Johnson has hit a career-best 34.4 percent from deep. Combine that shooting with his normal burst, and the Heat have something.

It has been easy to sleep on Gilgeous-Alexander amid Luka Mania and all the attention on high-wattage rookie big men. He’s shooting only 32 percent from deep. The LA Clippers have been better on both ends with Gilgeous-Alexander on the bench.

But sometimes you watch, and you just know. This dude is going to be good. He prods at his own pace, and gets where he wants to go.

That is some old-man savvy. The Pistons try to pin SGA on the left side. He appears to take their bait before reversing course, using a second pick, slicing middle, and clowning the defense with a gorgeous lob disguised as a floater.

He is really good at keeping help defenders guessing — until they guess wrong:

He gets to the rim at an above-average rate for his position. Dart under picks to wall him off, and Gilgeous-Alexander bobs and weaves behind his screener until the defense gets lost. He can also rev it up, beat his guy to the other side of the pick, and extend one of his preposterous arms for a weirdo twisting layup. He’s already a floater expert and solid midrange shooter.

He’s going to be an absolute menace on defense.

Folks within the Boston Celtics boast that it’s impossible to screen Smart. That’s obviously not true. What is true: If someone manages to lay the wood on him, Smart’s recovery speed is ludicrous.

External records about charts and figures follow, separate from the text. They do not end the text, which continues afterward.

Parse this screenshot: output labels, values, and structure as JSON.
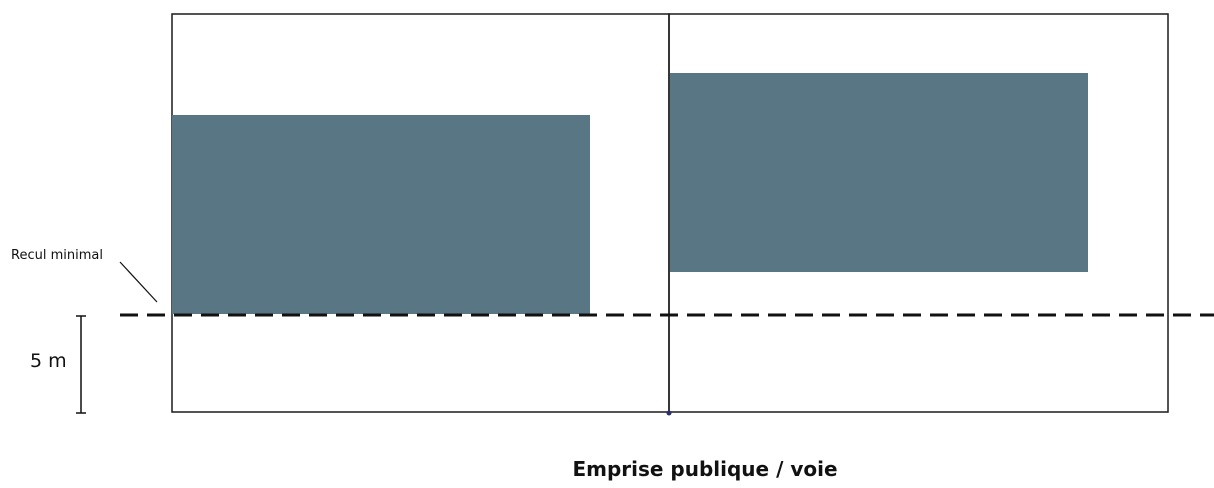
{
  "labels": {
    "setback": "Recul minimal",
    "distance": "5 m",
    "public_way": "Emprise publique / voie"
  },
  "colors": {
    "building": "#587684",
    "outline": "#1a1a1a",
    "dash": "#111111",
    "marker": "#2a3070",
    "background": "#ffffff"
  }
}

He is a god damned phantom — back inside your jersey before you’ve even processed that you are open.

Smart has been a beacon amid a strange, inconsistent Boston season. He deserves a starting spot that seemed temporary when he got it. He is one of the league’s half-dozen best perimeter defenders — and one of the only ones strong enough to stone all but the beefiest post brutes.

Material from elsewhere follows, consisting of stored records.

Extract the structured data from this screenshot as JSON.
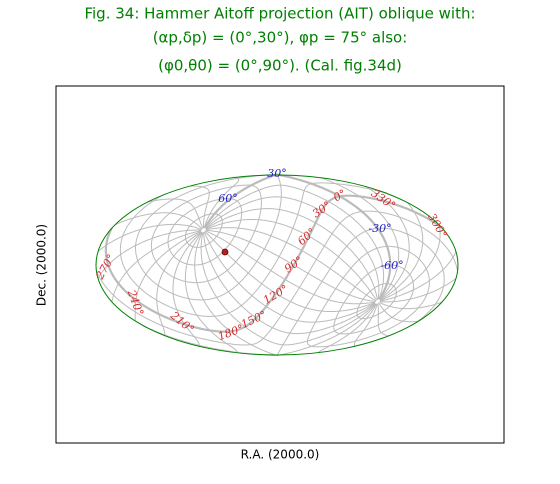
{
  "header": {
    "title": "Fig. 34: Hammer Aitoff projection (AIT) oblique with:",
    "subtitle_1": "(αp,δp) = (0°,30°), φp = 75° also:",
    "subtitle_2": "(φ0,θ0) = (0°,90°). (Cal. fig.34d)"
  },
  "axes": {
    "xlabel": "R.A. (2000.0)",
    "ylabel": "Dec. (2000.0)"
  },
  "meridian_labels": [
    "0°",
    "30°",
    "60°",
    "90°",
    "120°",
    "150°",
    "180°",
    "210°",
    "240°",
    "270°",
    "300°",
    "330°"
  ],
  "parallel_labels": [
    "30°",
    "60°",
    "-30°",
    "-60°"
  ]
}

Almost 65 percent of Smart’s shots have come from deep, up from about 45 percent in each of the past three seasons. He has hit 36.5 percent on 3s. If that holds, Smart is a different player — and a more attractive trade chip.

He’s even shooting a career-best 70 percent (!) in the restricted area, a byproduct of clever cutting for more assisted buckets from Al Horford and Kyrie Irving. I was once a semi-Marcus Smart skeptic. I worried his bricky jumper would make him a liability in the playoffs. I am here to repent. I am a believer.

Oh, no, Thomas Bryant.

Big men seeking their first big contracts have tacit permission to steal rebounds. It is always delightful when the most blatant, DeAndre Jordan-level rebound hoggery goes wrong — when the thief knocks the ball out of bounds. That is the basketball gods exacting revenge for a small perversion of the game.

But you cannot attempt to snatch a rebound from a teammate, tantrum when that teammate has the nerve to grab a ball that bounces to him, and stop playing until coaches leap from their seats and scream for you to be a big boy and kindly continue with the basketball game.